O volume de água encontrado em nas 54 nascentes revisitadas caiu
73,72% no período, de 1.180 litros por metro amostrado para 310 litros.
“Para conseguir fazer as análises novamente nesses locais, precisamos
mudar a metodologia da pesquisa. Antes nós pegávamos amostras em 75
metros de extensão nas nascentes. Mas no ano passado tivemos que
adaptar. Em alguns locais não tínhamos mais essa extensão, coletávamos
com o que estava disponível”, explica a professora Lilian Casatti,
orientadora do programa de pós-graduação.
Gado e cana
A criação de gado e de cana-de-açúcar nas áreas, que deveriam ser de
preservação permanente (APP), próximas aos rios e nascentes, é a
principal causa do desaparecimento desses cursos d'água. “Infelizmente
muitos produtores rurais não pensam no meio ambiente e só querem saber
de ampliar a margem de lucro. Por um pedaço a mais de terra eles acabam
destruindo um recurso muito importante para a vida e até para as
culturas produtivas”, afirma Jaquelini.
As APP's eram áreas de no mínimo 30 metros em rios de até 10 metros
de largura próximo ao curso d'água, até a aprovação do novo Código
Florestal, em 2012. Essas áreas precisam ser preservadas e cercadas para
que o gado não avance para o leito das nascentes, porém, com a
aprovação do novo Código Florestal, o produtor rural que já mantinha
alguma atividade nessas áreas foi autorizado a manter a cultura já
existente. O novo código também mudou a área das APP’s que variam de
acordo com o município onde estão e do tamanho da propriedade.

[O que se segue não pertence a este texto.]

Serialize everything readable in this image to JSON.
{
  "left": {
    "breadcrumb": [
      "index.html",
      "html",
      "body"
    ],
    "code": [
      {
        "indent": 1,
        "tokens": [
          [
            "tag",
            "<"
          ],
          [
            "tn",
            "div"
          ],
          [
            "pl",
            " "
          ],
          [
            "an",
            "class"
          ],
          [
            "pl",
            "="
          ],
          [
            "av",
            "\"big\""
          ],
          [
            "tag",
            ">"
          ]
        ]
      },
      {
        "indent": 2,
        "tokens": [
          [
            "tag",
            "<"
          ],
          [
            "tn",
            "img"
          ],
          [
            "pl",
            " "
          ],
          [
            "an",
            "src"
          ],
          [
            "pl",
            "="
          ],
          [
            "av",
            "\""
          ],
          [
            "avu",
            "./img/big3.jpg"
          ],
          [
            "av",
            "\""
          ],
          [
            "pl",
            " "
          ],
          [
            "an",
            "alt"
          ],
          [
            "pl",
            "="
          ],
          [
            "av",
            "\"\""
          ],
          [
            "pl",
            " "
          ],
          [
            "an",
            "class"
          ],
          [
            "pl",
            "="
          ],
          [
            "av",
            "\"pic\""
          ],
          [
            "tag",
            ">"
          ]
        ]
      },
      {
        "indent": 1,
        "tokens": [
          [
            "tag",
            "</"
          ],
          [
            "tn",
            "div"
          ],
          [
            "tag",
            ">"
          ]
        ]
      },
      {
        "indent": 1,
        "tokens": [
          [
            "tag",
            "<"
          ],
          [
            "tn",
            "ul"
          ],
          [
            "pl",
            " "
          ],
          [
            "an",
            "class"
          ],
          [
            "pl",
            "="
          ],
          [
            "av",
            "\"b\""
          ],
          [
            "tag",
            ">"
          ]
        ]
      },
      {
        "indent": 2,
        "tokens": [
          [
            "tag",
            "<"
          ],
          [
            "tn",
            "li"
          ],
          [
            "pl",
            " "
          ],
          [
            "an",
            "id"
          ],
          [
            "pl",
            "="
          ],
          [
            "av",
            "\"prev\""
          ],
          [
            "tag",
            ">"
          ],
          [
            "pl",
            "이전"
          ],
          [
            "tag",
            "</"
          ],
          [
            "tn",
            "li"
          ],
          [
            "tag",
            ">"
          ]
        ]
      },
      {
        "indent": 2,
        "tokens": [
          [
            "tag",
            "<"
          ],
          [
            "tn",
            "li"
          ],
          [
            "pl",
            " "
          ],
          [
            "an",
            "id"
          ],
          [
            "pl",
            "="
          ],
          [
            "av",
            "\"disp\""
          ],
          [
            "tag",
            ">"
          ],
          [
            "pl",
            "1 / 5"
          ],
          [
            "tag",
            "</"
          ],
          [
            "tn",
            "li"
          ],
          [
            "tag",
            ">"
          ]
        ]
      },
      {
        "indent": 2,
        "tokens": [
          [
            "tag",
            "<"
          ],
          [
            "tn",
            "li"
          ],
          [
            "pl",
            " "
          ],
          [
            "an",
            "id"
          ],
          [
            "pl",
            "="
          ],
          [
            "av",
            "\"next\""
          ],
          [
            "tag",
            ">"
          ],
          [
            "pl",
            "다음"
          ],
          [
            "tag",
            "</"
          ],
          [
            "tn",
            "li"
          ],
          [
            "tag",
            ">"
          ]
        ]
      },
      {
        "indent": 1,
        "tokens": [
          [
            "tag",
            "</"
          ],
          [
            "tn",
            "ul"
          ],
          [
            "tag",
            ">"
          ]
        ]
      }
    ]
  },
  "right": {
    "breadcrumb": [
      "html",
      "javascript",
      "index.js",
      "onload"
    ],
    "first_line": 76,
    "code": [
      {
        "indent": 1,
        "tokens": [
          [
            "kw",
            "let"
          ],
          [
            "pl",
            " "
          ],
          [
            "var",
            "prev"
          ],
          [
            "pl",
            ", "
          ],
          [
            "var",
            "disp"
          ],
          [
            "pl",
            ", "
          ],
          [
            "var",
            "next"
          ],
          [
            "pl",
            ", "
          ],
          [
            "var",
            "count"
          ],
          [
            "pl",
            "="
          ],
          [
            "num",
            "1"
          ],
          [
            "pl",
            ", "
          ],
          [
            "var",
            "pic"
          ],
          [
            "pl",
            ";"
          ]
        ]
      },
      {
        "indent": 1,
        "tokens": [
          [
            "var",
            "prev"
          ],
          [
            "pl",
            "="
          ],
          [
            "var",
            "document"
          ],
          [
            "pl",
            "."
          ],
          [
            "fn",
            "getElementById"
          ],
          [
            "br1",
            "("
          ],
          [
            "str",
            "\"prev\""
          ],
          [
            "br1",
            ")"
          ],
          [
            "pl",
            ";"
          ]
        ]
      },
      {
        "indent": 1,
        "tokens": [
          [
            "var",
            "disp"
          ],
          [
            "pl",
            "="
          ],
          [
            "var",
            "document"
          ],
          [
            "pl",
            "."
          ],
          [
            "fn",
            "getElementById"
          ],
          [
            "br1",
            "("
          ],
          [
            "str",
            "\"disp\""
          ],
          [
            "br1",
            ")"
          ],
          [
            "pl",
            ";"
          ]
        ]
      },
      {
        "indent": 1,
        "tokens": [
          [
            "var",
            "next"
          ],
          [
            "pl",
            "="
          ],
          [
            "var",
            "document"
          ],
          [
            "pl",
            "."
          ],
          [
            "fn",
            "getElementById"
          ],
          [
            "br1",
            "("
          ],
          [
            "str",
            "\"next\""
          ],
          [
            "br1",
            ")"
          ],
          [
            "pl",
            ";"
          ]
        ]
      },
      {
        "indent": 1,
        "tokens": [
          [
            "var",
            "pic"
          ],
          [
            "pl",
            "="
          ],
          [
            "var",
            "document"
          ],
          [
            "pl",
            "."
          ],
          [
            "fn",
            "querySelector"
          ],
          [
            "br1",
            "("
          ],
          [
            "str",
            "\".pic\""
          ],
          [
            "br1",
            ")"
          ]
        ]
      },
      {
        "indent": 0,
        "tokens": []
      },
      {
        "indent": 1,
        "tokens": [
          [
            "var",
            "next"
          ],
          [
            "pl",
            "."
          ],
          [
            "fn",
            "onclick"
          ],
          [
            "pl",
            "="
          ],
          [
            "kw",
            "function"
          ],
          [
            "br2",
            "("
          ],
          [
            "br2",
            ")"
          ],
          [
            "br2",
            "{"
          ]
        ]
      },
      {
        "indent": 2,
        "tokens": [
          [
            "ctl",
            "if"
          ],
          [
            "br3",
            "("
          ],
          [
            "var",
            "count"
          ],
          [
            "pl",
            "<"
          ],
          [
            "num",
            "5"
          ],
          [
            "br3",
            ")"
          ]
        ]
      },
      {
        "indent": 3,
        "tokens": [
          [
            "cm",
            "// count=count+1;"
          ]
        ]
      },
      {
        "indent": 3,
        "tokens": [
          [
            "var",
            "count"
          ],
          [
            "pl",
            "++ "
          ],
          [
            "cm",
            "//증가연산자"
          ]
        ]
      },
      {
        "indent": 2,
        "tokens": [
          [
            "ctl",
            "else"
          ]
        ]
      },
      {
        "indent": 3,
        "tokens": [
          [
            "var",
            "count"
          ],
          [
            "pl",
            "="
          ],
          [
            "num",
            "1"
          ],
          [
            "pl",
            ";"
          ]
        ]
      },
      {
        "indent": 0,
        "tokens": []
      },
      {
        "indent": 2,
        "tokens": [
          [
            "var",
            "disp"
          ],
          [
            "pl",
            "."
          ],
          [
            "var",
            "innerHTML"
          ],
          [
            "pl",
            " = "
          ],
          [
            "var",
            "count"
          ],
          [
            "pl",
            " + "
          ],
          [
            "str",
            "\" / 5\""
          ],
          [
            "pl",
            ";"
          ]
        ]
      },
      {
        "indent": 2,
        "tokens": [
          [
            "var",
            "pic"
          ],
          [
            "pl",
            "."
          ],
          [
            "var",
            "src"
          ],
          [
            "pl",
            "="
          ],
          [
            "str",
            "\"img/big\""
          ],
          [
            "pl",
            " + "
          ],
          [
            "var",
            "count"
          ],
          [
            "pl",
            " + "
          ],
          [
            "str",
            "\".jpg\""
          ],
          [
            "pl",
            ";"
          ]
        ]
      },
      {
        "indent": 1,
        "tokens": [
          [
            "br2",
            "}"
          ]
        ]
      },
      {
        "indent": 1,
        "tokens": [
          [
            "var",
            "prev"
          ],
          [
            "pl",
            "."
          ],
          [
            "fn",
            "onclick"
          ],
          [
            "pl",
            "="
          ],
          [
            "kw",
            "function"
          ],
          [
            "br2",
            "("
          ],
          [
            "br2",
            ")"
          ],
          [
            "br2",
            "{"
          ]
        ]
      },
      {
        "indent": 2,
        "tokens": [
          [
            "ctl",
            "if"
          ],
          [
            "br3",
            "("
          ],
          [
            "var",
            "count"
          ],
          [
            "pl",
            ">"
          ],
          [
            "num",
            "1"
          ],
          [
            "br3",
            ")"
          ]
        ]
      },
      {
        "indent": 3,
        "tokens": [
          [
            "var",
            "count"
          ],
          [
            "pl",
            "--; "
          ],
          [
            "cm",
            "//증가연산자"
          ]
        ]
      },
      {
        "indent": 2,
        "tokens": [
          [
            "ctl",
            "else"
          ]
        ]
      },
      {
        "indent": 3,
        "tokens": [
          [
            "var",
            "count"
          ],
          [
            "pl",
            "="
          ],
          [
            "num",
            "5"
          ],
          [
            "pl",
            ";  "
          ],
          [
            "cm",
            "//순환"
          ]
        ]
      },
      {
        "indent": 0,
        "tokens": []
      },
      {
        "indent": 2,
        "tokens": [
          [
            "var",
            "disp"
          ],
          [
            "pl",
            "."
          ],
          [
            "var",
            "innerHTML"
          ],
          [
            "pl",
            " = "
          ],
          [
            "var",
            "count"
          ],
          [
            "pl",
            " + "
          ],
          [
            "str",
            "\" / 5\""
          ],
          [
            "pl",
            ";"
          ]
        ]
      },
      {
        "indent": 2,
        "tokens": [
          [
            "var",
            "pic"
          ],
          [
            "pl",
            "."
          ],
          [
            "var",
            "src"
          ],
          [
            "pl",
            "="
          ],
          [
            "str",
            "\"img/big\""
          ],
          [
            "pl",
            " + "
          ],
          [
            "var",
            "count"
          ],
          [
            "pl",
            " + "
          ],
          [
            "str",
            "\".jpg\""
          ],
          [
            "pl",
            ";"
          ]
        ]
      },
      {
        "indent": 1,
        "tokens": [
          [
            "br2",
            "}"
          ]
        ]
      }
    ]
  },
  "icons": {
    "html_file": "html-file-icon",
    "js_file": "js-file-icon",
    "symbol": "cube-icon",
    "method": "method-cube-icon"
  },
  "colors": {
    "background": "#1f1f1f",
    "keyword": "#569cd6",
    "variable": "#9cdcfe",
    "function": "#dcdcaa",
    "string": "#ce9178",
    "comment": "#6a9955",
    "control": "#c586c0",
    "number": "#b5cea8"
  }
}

“O novo código só beneficiou os interesses econômicos e não o meio
ambiente. Um absurdo. Pois não há nada mais importante para a
preservação dos recursos hídricos do que a manutenção das áreas verdes
nativas. Preservar é muito mais barato e viável do que reflorestar esses
locais”, afirma a professora Lilian Casatti.
Proteção natural
De acordo com a pesquisa, nos locais onde a vegetação nativa foi
mantida ou recuperada, o rio também voltou. “A mata serve como uma
proteção para o curso d'água. Quando chove, por exemplo, a água da
chuva, que desce com força leva muita terra para dentro das nascentes
acelerando o processo de assoreamento. Quando a área está preservada,
com mata nativa, isso não ocorre. A água da chuva é absorvida pelo solo e
ajuda a aumentar o nível de água das nascentes. Outra função da área
verde é evitar a erosão do solo e manter o ambiente equilibrado”, afirma
Casatti.
A professora explica ainda que em caso de reflorestamento é
importante que um engenheiro agrônomo ou um biólogo oriente o plantio
das mudas corretas para essas áreas. “Não adianta plantar qualquer muda,
é necessário que sejam as plantas certas que vão ajudar o solo e
recuperar a nascente”, afirma.
Preocupante
Após classificar o resultado do estudo como preocupante, a
assessoria de imprensa da Secretaria Estadual do Meio Ambiente, afirmou
que atua rigorosamente na aplicação da legislação ambiental, buscando
dar efetividade aos instrumentos nela previstos, aprimorando e
fortalecendo as políticas públicas de proteção ao meio ambiente. Porém,
não elencou nenhuma das atividades realizadas para reverter o fim das
nascentes.
Sobre o estudo, a Secretaria de Meio Ambiente informou ainda que “a
proteção da integridade das matas ciliares, inclusive no entorno de
nascentes, é fundamental para a preservação do meio ambiente e para a
manutenção de serviços ecossistêmicos, em especial o fornecimento de
água em quantidade e qualidade suficientes para o consumo humano, a
regulação do clima e a conservação da biodiversidade”. Como principais
consequências sobre o fim dessas nascentes a nota cita a “falta de água e
consequente degradação das formas de vida associadas à ela, o que
inclui a flora, a fauna e a própria espécie humana”.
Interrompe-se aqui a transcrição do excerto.